Trait-rating procedure

One hundred and sixty participants (59 men, 93 women, eight participants did not report their gender; mean age = 31.5 years, standard deviation = 11.6 years) were recruited through the Prolific participant recruitment platform. All participants reported having English as their first language.

Participants were randomly allocated to rate all 92 voice stimuli (the 46 raised-pitch and 46 lowered-pitch versions) for either competence (36 raters), trustworthiness (40 raters), dominance (44 raters), or aggressiveness (40 raters) on a 1 (not at all) to 7 (very) scale. The order in which stimuli were presented for rating was fully randomized and participants could play each voice as many times as they wanted to before rating it. Participants had to click a play button to play each voice and could not rate the voice and proceed to the next trial until the voice recording had been played in full. Ratings were made by clicking on labelled buttons, preventing participants from entering invalid responses. Mean stimulus duration was 5.40 s (SD = 0.42 s). Inter-rater agreement was high for all traits (all Cronbach’s alpha > 0.93).

Results

All analyses were carried out using R19 and the packages tidyverse 1.3.020, broom.mixed 0.2.632, lmerTest 3.1-333, psych 2.0.1222, and jtools 2.1.326. All data and analysis code are publicly available at https://osf.io/4zgrf/.

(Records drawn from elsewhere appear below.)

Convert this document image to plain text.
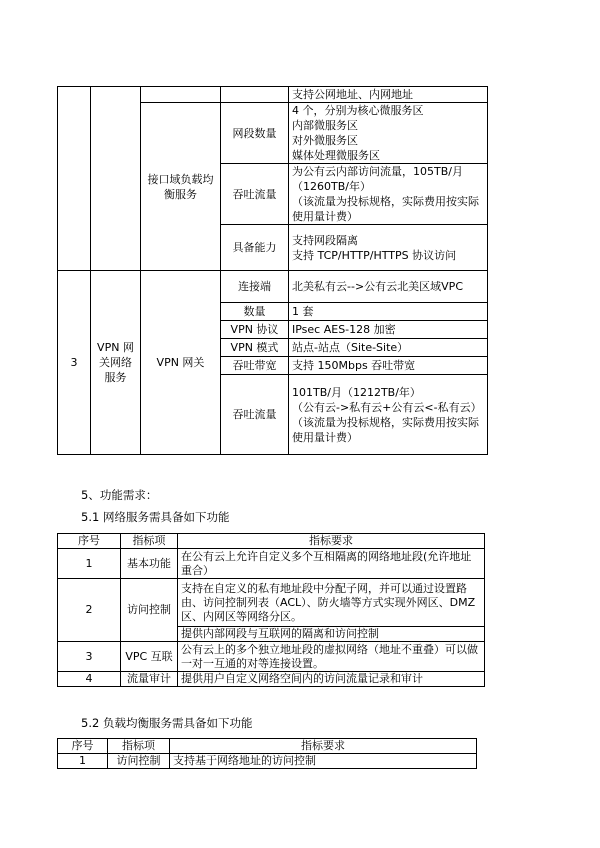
				支持公网地址、内网地址
		接口域负载均衡服务	网段数量	4 个，分别为核心微服务区
内部微服务区
对外微服务区
媒体处理微服务区
			吞吐流量	为公有云内部访问流量，105TB/月（1260TB/年）
（该流量为投标规格，实际费用按实际使用量计费）
			具备能力	支持网段隔离
支持 TCP/HTTP/HTTPS 协议访问
3	VPN 网关网络服务	VPN 网关	连接端	北美私有云-->公有云北美区域VPC
			数量	1 套
			VPN 协议	IPsec AES-128 加密
			VPN 模式	站点-站点（Site-Site）
			吞吐带宽	支持 150Mbps 吞吐带宽
			吞吐流量	101TB/月（1212TB/年）
（公有云->私有云+公有云<-私有云）
（该流量为投标规格，实际费用按实际使用量计费）
5、功能需求：
5.1 网络服务需具备如下功能
序号	指标项	指标要求
1	基本功能	在公有云上允许自定义多个互相隔离的网络地址段(允许地址重合）
2	访问控制	支持在自定义的私有地址段中分配子网，并可以通过设置路由、访问控制列表（ACL）、防火墙等方式实现外网区、DMZ 区、内网区等网络分区。
		提供内部网段与互联网的隔离和访问控制
3	VPC 互联	公有云上的多个独立地址段的虚拟网络（地址不重叠）可以做一对一互通的对等连接设置。
4	流量审计	提供用户自定义网络空间内的访问流量记录和审计
5.2 负载均衡服务需具备如下功能
序号	指标项	指标要求
1	访问控制	支持基于网络地址的访问控制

We used linear mixed models to investigate possible effects of the pitch manipulation on competence, trustworthiness, dominance, and aggressiveness ratings. Separate models were run for each trait. Ratings were the outcome variables and predictors were voice gender (effect coded so that − 0.5 = male and 0.5 = female), pitch manipulation (effect coded so that lowered pitch = − 0.5 and raised pitch = 0.5), and the interaction between voice gender and pitch manipulation. The models included random intercepts for participant and stimulus. Random slopes were specified maximally.

Results of these analyses are summarized in Table 5 (competence ratings), Table 6 (trustworthiness ratings), Table 7 (dominance ratings), and Table 8 (aggressiveness ratings). While our analyses of competence and trustworthiness ratings showed no significant effect of pitch manipulation, our analyses of dominance and aggressiveness ratings showed that the lowered-pitch versions of voices were judged significantly more dominant and aggressive than the raised-pitch versions. Figure 2 shows the negative effects of the pitch manipulation on dominance and aggressiveness perceptions.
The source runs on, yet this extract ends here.